So, when the MBE scores decline, they decline because the group, as a whole, has performed worse than the previous group. And we can measure that by comparing their performance on similarly-situated questions.

III. Did something change test-taker performance on the MBE?

The only way to say that the failure rate increased because of the test would be because of a problem with the test itself. It might be, of course, that the NCBE created an error in its exam by using the wrong questions or scoring it incorrectly, but there hasn't been such an allegation and we have no evidence of that. (Of course, we have little evidence of anything at all, which may be an independent problem.)

But this year, some note, is the first year at the MBE includes seven multistate bar exam subjects instead of six. Civil Procedure was added as a seventh subject in the February 2015 exam.

Recall how equating works, however. We equate similar questions given to the same groups of test-takers. That means, Civil Procedure questions were not used to equate the scores. If the Civil Procedure questions were more challenging, or if students performed worse on those questions than others, we can always go back and see how they did on the anchor questions.

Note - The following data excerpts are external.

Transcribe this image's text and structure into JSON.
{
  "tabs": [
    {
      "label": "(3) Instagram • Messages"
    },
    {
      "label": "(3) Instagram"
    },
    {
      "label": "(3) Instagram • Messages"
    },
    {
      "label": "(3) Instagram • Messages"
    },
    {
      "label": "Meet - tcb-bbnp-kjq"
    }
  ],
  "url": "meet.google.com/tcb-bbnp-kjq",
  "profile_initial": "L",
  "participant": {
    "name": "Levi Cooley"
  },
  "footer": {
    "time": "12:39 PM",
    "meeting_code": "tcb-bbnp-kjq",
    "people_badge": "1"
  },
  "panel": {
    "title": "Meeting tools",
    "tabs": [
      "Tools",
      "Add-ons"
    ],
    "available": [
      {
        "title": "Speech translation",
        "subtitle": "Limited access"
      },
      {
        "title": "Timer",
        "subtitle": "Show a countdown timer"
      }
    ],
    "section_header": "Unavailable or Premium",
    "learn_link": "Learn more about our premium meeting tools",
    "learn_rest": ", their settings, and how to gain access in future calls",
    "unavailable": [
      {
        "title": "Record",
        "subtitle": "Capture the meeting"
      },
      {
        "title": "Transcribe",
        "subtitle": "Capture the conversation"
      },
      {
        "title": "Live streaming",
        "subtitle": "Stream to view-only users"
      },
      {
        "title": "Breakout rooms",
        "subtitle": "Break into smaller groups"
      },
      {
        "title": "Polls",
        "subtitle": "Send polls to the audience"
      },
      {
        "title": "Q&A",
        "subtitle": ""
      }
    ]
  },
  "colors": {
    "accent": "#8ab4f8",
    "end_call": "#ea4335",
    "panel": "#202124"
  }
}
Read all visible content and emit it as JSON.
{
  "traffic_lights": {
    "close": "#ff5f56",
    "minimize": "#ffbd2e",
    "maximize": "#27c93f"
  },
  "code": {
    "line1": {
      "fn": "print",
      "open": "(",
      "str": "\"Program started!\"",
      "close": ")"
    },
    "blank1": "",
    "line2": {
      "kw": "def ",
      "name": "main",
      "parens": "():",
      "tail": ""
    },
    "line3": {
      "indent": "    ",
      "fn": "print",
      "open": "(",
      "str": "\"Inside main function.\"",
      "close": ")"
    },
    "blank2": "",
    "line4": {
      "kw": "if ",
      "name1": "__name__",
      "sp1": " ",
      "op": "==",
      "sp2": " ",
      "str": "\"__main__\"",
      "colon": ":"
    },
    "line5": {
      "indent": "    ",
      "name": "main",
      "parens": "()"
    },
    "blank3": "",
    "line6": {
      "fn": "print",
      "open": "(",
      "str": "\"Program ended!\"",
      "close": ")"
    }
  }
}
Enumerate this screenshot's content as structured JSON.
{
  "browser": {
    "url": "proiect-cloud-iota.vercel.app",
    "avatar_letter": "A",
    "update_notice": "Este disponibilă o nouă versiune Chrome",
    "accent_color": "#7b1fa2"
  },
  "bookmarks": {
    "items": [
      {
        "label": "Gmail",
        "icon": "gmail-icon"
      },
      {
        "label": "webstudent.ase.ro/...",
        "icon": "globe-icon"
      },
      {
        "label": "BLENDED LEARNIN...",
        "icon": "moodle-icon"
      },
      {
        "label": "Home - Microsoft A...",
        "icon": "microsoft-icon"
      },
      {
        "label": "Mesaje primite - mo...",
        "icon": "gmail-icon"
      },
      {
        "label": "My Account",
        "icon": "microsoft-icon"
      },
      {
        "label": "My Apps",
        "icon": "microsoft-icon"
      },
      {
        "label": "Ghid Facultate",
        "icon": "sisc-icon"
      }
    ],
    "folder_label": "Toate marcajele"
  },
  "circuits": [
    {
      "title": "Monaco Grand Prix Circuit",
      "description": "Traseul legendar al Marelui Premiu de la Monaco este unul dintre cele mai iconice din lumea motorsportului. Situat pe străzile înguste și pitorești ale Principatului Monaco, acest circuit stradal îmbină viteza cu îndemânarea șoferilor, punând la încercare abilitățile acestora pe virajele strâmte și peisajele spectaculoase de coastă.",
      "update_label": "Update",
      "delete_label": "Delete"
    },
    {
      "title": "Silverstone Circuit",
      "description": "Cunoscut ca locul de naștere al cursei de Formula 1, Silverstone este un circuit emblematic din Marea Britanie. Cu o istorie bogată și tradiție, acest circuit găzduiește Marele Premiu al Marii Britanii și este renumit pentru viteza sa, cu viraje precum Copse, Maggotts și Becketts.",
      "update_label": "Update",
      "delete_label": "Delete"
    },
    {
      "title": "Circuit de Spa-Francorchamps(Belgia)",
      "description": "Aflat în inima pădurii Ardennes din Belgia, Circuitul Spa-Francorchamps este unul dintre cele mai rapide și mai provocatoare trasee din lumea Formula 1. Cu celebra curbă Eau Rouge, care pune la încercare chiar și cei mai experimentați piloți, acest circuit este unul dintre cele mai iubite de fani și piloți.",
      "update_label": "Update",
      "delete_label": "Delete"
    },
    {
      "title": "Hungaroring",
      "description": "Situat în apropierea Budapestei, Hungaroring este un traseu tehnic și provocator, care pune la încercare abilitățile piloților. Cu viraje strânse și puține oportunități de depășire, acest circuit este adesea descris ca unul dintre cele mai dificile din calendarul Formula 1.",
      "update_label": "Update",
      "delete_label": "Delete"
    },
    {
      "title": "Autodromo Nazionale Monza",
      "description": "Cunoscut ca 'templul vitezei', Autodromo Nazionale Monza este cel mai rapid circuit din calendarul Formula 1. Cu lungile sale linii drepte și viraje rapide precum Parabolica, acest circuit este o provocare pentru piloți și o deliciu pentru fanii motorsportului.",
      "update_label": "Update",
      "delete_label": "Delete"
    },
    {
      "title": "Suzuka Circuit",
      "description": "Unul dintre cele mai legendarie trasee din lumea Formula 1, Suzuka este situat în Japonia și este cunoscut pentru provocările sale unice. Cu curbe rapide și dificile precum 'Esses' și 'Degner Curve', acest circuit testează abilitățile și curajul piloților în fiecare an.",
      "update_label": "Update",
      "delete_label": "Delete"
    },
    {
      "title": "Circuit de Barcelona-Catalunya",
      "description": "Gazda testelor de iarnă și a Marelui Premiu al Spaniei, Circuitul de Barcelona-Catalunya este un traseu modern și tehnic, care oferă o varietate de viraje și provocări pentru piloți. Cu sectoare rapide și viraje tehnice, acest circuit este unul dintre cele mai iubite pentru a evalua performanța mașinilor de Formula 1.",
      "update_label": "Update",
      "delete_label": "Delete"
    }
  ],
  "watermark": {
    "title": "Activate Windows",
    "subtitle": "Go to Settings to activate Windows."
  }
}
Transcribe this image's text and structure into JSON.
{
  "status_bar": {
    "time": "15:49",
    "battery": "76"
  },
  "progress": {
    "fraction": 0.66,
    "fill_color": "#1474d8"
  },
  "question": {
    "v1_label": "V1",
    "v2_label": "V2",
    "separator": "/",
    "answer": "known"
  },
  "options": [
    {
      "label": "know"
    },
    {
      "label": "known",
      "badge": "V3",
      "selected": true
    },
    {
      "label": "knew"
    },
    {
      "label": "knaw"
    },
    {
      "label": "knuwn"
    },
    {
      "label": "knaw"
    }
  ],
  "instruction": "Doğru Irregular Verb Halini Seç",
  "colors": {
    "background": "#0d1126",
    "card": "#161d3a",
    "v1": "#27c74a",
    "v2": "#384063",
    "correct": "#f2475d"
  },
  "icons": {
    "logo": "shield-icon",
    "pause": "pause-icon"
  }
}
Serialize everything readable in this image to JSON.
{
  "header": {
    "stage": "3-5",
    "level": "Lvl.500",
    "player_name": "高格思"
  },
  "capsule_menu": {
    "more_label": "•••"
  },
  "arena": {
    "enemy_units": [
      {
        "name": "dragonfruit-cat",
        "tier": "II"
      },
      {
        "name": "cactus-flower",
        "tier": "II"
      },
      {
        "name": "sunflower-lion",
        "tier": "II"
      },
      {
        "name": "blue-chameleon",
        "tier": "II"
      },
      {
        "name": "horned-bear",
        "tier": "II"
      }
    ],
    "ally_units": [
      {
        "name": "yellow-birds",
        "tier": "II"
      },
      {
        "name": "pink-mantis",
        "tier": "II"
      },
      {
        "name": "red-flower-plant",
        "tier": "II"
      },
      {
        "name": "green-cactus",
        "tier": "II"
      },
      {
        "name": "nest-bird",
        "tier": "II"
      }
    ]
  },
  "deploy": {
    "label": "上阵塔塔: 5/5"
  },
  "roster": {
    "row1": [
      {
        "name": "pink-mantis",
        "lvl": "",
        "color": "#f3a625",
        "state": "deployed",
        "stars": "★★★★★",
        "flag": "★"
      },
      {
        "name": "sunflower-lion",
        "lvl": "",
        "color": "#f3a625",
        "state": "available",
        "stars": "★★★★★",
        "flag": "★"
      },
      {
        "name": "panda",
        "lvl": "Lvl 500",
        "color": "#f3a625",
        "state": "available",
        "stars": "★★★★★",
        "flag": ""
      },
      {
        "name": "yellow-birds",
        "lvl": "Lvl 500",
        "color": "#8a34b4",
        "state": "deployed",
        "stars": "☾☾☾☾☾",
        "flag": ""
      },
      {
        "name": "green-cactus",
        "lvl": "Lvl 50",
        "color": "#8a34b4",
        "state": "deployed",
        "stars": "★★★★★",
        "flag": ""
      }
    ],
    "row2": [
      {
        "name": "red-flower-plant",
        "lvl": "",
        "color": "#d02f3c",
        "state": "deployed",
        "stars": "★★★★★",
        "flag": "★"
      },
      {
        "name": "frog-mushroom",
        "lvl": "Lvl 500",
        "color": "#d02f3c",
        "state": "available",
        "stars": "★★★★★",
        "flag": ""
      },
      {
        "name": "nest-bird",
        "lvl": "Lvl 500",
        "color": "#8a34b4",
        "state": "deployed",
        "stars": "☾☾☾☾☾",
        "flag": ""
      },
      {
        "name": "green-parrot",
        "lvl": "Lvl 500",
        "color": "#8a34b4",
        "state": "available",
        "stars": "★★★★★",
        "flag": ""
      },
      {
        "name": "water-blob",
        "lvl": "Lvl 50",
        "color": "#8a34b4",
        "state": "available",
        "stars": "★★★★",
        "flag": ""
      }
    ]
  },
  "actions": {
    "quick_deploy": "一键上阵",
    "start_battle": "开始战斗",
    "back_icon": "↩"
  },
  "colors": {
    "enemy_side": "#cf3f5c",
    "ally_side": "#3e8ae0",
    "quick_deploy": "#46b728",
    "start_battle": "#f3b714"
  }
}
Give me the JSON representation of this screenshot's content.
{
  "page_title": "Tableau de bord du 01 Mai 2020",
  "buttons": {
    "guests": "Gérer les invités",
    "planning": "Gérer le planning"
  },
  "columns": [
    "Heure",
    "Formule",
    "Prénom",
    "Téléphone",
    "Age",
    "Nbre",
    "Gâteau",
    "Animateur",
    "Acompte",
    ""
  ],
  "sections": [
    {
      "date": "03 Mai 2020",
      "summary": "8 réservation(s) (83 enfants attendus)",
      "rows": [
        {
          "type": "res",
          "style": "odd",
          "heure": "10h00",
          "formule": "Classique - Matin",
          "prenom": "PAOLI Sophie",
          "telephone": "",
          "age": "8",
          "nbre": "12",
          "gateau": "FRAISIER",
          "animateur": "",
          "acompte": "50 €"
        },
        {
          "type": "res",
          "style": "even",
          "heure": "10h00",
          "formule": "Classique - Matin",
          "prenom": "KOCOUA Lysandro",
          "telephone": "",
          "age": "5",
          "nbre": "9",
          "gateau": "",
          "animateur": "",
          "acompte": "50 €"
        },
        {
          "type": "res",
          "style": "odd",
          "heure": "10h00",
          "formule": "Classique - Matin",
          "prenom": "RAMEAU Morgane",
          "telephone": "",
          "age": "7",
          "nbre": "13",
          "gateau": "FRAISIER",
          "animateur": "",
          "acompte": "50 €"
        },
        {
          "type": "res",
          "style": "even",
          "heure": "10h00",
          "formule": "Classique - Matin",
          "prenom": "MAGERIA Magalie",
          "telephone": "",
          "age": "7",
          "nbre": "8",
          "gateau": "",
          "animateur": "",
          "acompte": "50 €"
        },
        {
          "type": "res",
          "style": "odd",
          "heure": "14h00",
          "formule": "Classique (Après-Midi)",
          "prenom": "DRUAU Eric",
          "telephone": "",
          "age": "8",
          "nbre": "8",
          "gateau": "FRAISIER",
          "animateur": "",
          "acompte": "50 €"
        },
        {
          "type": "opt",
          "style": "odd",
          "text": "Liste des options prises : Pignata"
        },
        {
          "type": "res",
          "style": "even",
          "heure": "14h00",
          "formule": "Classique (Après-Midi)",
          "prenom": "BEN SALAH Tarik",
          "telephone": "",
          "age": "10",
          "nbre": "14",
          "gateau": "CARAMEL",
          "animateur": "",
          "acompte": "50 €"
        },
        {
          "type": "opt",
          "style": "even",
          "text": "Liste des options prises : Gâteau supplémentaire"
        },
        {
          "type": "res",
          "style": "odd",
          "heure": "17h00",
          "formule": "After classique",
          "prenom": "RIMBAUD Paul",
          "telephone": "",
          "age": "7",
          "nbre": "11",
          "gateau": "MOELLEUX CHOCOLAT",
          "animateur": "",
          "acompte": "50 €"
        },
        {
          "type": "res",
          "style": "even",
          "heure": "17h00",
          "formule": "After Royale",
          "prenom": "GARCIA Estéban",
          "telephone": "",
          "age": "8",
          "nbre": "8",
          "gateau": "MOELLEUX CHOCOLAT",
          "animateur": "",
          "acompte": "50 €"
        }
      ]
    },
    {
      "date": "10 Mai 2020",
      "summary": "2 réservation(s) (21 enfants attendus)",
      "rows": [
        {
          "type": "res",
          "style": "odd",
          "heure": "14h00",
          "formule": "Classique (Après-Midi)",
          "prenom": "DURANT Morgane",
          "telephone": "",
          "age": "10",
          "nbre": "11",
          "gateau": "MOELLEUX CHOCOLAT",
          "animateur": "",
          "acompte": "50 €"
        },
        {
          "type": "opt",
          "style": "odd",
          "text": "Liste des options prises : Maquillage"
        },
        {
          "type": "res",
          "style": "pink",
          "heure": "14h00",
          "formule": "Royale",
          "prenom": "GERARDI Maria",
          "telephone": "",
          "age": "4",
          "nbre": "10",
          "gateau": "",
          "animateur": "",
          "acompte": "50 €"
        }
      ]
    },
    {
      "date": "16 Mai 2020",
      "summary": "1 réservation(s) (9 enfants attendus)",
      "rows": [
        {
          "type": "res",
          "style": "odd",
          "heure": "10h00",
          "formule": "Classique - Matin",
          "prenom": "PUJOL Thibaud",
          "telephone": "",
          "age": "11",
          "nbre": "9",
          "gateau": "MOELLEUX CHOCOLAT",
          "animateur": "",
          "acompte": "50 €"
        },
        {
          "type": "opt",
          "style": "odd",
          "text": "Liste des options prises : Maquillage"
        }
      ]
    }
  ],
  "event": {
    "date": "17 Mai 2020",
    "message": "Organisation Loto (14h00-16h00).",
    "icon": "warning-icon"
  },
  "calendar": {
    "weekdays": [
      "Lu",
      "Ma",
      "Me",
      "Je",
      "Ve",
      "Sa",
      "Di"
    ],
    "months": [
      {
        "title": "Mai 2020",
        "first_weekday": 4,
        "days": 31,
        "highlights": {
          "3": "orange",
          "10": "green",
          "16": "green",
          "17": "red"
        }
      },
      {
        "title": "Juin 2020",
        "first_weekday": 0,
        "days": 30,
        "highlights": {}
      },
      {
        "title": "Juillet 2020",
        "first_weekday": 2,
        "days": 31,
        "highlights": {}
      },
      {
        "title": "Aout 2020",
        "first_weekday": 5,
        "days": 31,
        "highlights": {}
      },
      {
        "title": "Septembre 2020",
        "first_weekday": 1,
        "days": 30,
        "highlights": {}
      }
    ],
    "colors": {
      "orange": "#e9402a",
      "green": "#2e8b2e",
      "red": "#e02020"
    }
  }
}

Consider Groups A & B above: if they are similarly skilled test-takers, but Group B suffered worse scores on the uniques because of some defect in the Civil Procedure questions, then scaling will cure those differences, and Group B's scores will be scaled to reflect similar scores to Group A.

Instead, a "change" in the bar pass rates derived from the exam itself must affect how one performs on both the equators and the uniques.

The more nuanced claim is this: Civil Procedure is a seventh subject on the bar exam. Law students must now learn an additional subject for the MBE. Students have limited time and limited mental capacity to learn and retain this information. The seventh subject leads them to perform worse than they would have on the other six subjects. That, in turn, causes a decline in their performance on the equators relative to previous cohorts. And that causes an artificial decline in the score.

Maybe. But there are several factors suggesting (note, not necessarily definitively!) this is not the case.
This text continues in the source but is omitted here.